President’s message: Thank you for 20 years of growth and friendship
It’s a cliché to say much has changed in the past 20 years but listening to Alan Jackson singing, “Where Were You” Sept. 11, 2021, in Wells Fargo Arena, it was impossible not to think about where I was on Sept. 11, 2001, and all the waters that we have navigated since then.
Over the past 20 years, Iowa’s health care system, led by Iowa’s hospitals, has witnessed an extraordinary renewal of infrastructure and successful redesign efforts. To name a few, IHA bringing greater equity to Medicare, rewriting the certificate-of-need statute, expanding Medicaid, establishing a new rural hospital payment option and providing an unparalleled data resource that brings even greater sustainability to our health system.
Our health care system and hospitals also have witnessed the destabilizing effects of natural disasters, the pandemic, government misuse of appropriations like Medicaid managed care and workforce shortages. Although these shortages are cyclical, today we also face a crisis of resilience. The relentlessness of the pandemic, the failure of many to follow public health requests and politicians’ desires to create wedge issues from the same public health measures that save lives all converge to test the spirit and commitment of the entire health care workforce.
In Des Moines, the neighborhood near the river that used to be referred to as the “southeast bottoms” could be the face of the health care professional workforce of tomorrow. First and second-generation Americans are the students that now predominate the school bus stops. They wait for their bus equipped with smartphones, digital notebooks and tablets. Nothing like 40 years ago, when political canvassers went to that same neighborhood to round up voters because no one had phones.

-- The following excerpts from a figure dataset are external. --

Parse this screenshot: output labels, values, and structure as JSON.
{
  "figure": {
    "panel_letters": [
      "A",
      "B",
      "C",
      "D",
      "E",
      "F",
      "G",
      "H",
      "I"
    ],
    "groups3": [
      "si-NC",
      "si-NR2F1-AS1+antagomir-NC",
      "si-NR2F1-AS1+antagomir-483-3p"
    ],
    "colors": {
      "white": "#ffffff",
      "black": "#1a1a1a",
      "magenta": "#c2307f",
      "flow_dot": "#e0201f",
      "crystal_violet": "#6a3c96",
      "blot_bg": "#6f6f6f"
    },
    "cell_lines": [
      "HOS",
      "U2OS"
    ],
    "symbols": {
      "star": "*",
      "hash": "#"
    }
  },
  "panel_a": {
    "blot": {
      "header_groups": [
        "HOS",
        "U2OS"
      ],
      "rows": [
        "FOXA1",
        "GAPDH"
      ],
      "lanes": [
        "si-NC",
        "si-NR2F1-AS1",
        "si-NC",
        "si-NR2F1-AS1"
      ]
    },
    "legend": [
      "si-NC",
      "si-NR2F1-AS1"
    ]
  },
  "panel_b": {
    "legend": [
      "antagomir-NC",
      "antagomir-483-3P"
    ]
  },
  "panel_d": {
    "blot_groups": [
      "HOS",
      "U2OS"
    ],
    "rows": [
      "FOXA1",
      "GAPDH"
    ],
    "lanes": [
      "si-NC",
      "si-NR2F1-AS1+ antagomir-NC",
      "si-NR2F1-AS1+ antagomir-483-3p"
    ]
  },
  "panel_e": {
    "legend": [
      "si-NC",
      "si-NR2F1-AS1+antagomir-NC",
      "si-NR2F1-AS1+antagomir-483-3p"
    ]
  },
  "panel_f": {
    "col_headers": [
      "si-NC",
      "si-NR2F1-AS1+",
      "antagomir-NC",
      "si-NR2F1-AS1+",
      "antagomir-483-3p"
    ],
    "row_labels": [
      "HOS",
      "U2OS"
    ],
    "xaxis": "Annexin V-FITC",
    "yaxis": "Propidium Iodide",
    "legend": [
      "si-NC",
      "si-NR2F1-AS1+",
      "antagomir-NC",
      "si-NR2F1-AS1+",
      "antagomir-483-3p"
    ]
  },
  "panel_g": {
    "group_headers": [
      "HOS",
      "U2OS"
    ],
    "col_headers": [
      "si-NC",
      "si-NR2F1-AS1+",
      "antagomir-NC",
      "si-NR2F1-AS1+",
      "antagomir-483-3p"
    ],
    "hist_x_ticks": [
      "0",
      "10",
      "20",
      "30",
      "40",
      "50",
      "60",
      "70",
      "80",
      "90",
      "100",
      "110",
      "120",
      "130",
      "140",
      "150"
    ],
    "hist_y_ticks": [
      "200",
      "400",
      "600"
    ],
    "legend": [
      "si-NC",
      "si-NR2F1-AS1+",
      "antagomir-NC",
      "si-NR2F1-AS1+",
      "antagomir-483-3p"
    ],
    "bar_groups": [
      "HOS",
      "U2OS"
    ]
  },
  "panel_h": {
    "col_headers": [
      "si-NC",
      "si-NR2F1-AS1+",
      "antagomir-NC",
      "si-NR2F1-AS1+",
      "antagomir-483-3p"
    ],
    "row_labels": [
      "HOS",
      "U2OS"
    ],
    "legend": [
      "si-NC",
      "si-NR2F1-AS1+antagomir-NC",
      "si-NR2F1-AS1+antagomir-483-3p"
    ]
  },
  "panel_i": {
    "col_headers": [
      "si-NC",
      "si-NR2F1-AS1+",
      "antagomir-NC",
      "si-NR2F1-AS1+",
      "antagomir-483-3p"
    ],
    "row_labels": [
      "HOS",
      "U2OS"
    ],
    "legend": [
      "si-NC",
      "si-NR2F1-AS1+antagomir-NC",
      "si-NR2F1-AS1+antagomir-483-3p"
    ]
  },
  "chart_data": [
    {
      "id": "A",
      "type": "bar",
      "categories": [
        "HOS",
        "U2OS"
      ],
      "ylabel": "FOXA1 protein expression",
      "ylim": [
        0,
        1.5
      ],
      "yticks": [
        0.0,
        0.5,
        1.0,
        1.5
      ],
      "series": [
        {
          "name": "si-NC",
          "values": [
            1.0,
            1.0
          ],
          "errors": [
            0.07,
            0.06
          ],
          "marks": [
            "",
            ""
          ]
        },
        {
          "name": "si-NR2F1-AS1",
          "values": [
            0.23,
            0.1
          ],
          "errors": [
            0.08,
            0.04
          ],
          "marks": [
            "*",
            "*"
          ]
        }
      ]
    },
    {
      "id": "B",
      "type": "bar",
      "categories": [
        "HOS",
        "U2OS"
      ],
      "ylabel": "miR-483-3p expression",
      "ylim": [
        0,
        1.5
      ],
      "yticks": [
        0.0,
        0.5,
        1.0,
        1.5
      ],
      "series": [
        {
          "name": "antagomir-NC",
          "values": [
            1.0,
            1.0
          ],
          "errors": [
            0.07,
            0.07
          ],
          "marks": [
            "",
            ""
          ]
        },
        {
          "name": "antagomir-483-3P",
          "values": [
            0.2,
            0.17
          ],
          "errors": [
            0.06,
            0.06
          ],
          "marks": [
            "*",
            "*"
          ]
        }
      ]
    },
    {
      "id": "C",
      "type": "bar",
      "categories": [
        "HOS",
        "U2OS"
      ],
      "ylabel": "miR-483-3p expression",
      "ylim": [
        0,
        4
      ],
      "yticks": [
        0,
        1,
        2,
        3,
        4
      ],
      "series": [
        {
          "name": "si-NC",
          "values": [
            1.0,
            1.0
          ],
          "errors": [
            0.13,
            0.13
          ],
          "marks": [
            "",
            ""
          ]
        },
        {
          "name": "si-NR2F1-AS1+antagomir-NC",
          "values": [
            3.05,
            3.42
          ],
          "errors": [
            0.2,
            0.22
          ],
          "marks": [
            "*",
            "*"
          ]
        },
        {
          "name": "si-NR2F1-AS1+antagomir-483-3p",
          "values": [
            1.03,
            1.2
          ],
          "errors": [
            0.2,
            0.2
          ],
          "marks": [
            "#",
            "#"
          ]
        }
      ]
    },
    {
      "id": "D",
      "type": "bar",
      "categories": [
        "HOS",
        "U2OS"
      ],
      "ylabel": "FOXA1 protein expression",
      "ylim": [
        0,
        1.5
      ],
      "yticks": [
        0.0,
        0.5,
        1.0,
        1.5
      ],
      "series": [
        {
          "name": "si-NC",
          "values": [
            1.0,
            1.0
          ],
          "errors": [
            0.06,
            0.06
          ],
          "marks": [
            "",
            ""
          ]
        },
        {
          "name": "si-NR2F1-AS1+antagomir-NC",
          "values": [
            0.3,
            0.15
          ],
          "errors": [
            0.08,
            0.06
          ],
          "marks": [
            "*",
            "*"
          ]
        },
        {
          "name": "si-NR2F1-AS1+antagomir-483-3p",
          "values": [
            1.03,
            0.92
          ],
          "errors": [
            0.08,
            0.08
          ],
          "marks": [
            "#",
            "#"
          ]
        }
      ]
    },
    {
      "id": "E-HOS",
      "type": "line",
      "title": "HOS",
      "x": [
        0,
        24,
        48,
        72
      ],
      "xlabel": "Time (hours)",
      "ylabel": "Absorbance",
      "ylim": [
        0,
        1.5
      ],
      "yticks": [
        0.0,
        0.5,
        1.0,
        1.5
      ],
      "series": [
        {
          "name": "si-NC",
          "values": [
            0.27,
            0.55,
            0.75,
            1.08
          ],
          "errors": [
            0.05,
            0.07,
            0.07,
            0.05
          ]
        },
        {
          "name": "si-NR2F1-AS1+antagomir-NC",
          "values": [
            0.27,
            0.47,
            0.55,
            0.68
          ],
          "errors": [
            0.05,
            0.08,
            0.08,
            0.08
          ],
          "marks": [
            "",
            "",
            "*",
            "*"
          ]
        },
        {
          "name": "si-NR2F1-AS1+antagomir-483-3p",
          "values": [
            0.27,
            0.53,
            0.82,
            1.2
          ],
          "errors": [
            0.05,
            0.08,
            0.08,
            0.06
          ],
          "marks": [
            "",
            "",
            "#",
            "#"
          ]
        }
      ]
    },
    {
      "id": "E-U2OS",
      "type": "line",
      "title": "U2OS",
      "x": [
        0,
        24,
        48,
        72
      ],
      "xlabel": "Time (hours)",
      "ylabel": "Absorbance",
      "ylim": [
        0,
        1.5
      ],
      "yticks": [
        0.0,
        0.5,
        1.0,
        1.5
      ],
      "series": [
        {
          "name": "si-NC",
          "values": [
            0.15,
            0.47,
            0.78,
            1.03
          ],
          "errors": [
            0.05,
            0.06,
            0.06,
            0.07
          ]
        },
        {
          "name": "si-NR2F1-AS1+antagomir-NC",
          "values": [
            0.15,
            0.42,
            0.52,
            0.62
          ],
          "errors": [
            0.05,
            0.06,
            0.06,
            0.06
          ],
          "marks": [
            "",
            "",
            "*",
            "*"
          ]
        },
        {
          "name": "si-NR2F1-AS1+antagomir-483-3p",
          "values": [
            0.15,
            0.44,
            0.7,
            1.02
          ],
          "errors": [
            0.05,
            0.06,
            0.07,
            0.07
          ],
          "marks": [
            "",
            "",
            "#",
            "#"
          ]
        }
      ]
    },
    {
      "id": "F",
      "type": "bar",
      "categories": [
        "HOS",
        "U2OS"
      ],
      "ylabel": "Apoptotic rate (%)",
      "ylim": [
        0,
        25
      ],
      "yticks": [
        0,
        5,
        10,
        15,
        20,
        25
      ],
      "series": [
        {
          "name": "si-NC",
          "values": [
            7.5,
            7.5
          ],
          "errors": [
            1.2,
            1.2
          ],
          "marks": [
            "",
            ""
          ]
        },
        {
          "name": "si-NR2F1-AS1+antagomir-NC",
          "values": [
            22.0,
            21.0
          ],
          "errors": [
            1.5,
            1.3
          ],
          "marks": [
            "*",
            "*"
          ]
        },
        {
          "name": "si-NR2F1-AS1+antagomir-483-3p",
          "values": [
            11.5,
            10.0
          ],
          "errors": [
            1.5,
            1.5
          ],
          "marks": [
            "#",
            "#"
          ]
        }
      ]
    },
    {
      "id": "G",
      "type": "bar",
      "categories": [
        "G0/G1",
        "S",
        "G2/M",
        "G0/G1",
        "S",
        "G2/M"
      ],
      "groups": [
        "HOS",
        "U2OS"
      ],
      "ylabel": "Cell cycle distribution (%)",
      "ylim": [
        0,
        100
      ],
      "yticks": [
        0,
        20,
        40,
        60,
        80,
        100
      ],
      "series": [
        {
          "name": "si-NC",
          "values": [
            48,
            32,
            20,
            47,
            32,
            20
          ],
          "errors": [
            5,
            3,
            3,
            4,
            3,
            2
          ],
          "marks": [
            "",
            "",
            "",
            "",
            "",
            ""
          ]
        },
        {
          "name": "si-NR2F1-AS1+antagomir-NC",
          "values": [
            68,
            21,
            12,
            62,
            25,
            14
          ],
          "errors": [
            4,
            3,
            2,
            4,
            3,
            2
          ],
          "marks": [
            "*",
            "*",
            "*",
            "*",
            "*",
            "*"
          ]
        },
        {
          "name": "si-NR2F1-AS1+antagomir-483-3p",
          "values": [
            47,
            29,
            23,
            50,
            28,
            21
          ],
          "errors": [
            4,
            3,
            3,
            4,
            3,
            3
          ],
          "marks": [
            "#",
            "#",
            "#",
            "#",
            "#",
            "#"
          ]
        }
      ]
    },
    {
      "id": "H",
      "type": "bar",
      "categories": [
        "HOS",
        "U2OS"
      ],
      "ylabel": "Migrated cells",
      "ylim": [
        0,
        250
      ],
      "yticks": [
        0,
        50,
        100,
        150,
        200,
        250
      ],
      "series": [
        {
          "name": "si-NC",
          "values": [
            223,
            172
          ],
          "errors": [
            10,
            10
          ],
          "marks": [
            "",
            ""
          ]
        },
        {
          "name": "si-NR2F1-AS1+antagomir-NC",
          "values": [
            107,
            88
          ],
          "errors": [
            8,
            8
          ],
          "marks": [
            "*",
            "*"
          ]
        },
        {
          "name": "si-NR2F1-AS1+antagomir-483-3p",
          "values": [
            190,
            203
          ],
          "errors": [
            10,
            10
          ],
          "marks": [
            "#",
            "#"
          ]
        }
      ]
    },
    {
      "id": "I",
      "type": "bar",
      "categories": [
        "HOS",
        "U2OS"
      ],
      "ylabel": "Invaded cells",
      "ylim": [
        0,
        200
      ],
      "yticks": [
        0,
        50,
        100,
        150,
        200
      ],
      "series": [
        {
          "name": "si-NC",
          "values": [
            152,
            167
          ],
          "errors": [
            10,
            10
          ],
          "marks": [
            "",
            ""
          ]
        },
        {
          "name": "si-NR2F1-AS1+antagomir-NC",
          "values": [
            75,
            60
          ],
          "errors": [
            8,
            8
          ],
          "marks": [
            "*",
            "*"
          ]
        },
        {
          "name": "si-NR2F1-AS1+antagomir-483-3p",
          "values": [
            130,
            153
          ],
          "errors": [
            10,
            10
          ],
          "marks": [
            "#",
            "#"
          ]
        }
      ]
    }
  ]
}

Traditional recruitment and retention strategies will need redesigning to attract these younger Iowans into professions like health care. Hospitals will need programs fostering employee “ownership” and commitment to the success of the entire organization as well as providing individual satisfaction with professional growth. These programs must invite and seek substantive input from employees about workflow, care protocols and scheduling, all of which have historically been the province of management.
Although currents have often been challenging since 9/11, hospitals remain a constant. The quality of life and economic vitality of communities is directly influenced by the presence of hospitals. The need for politicians to internalize the importance of vibrant community hospitals is another constant. This will only happen when an engaged, mobilized and unified health care community makes it a priority. Unification of the message only happens when the IHA board endorses a position, and a strategy is coordinated and supported through IHA.
Leading provides many privileges, and it’s been my great privilege to lead the representation of Iowa’s community hospitals for nearly 20 years as I was appointed to the interim CEO position just a couple of months after 9/11. It’s been an even greater privilege to build relationships within and outside of IHA that have benefited Iowa’s hospitals and allowed me to sustain invaluable personal and professional relationships that otherwise wouldn’t have existed. My greatest evaluations perhaps have come from the thank you notes from children of IHA members after board retreats. My favorite was the thank you note for the allotted “spending money.” It said it was just what they needed to buy a slingshot!
Nonetheless, Annette’s and my greatest contribution to health care over the past 20 years is through our two daughters. We’ve watched and supported them as they pursued health care professions and achieved their doctorates in nursing practice. Now they are compassionately serving our fellow Iowans, and we couldn’t be prouder.
Yes, a lot of water has flowed, and it will continue.